Vincent D’Onofrio (Full Metal Jacket) plays Bob, a taxi driver who happens to also be a serial killer, luring his fares out to his rural home to rape and murder them. One day, Bob picks up a woman (Julia Ormond, Surveillance) and her young son outside a theater and proceeds to take them to his house, murder the mother, and tell the boy that he now belongs to him and will cook his food and clean his house and not ask any questions, and that his new name is Rabbit. Obviously this is no normal father-son relationship, as Bob is evidently grooming Rabbit to take over the family business. As the years go by and the young Rabbit (Evan Bird of AMC’s The Killing) grows into the teenaged Rabbit (relative newcomer Eamon Farren), we are treated to a series of vignettes showing this ‘odd couple’ in action: here’s Rabbit trying to escape; here’s Bob teaching Rabbit some valuable life lessons; here’s Rabbit digging a grave for Bob’s latest victim; here are both of them playing a deranged game of cards using Bob’s victims’ IDs; here’s Bob slamming a high school yearbook down on the table and demanding that the horrified Rabbit pick his own first victim, etc.

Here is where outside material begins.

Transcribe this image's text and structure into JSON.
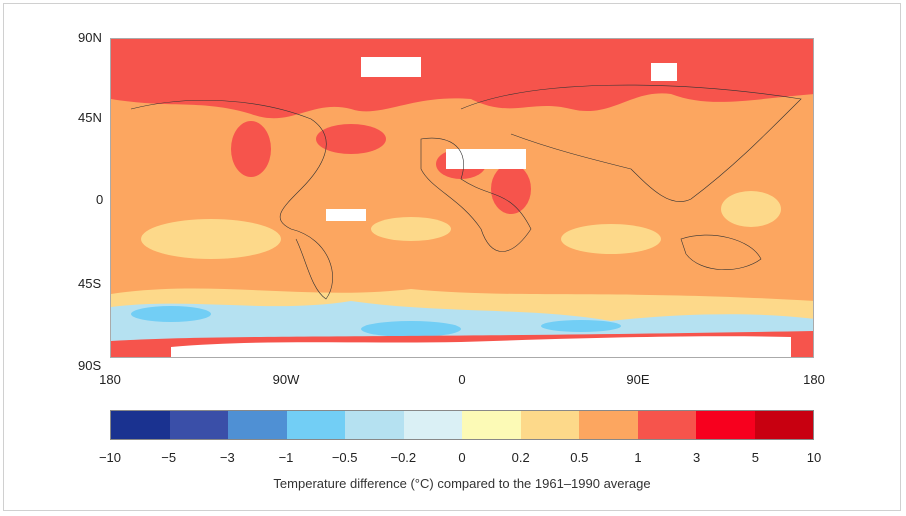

This all leads up to the third act and its twist ending, which some will see as needlessly contrived. Yet while the plot itself is simple enough, Lynch’s films are never really about story, are they? Like Boxing Helena and Surveillance before it, Chained is, first and foremost, a character study – one which is driven by the stellar performances of the two main actors. D’Onofrio is blistering in his portrayal of Bob, a tortured soul haunted by his past and determined to pay that torture forward. He owns the screen whenever he’s on it, with his (purposely) unplaceable accent and stooped posture evoking pathos even while evil courses through his veins. And Farren portrays Rabbit with aplomb, displaying the dread of and resignation to his fate in equal amounts and with complete believability. Which is to say nothing of the camera work and editing. With shots that linger for what seems like minutes without dialogue, Lynch and her crew seem perfectly happy – and rightfully so – to just let D’Onofrio and Farren do their thing.

Depending on how you look at Chained once the final credits roll and you’ve had time to absorb it, you can come away with the notion that it’s a rather ham-fisted diatribe against child abuse whose main purpose is to shock, or you can just revel in what are two of the finest performances in genre cinema this year or any year. In actuality, it’s a little bit of both, and perhaps that was Jennifer Lynch’s plan all along.

Reviewed at the 2012 Fantasia Int. Film Festival – 105 Mins.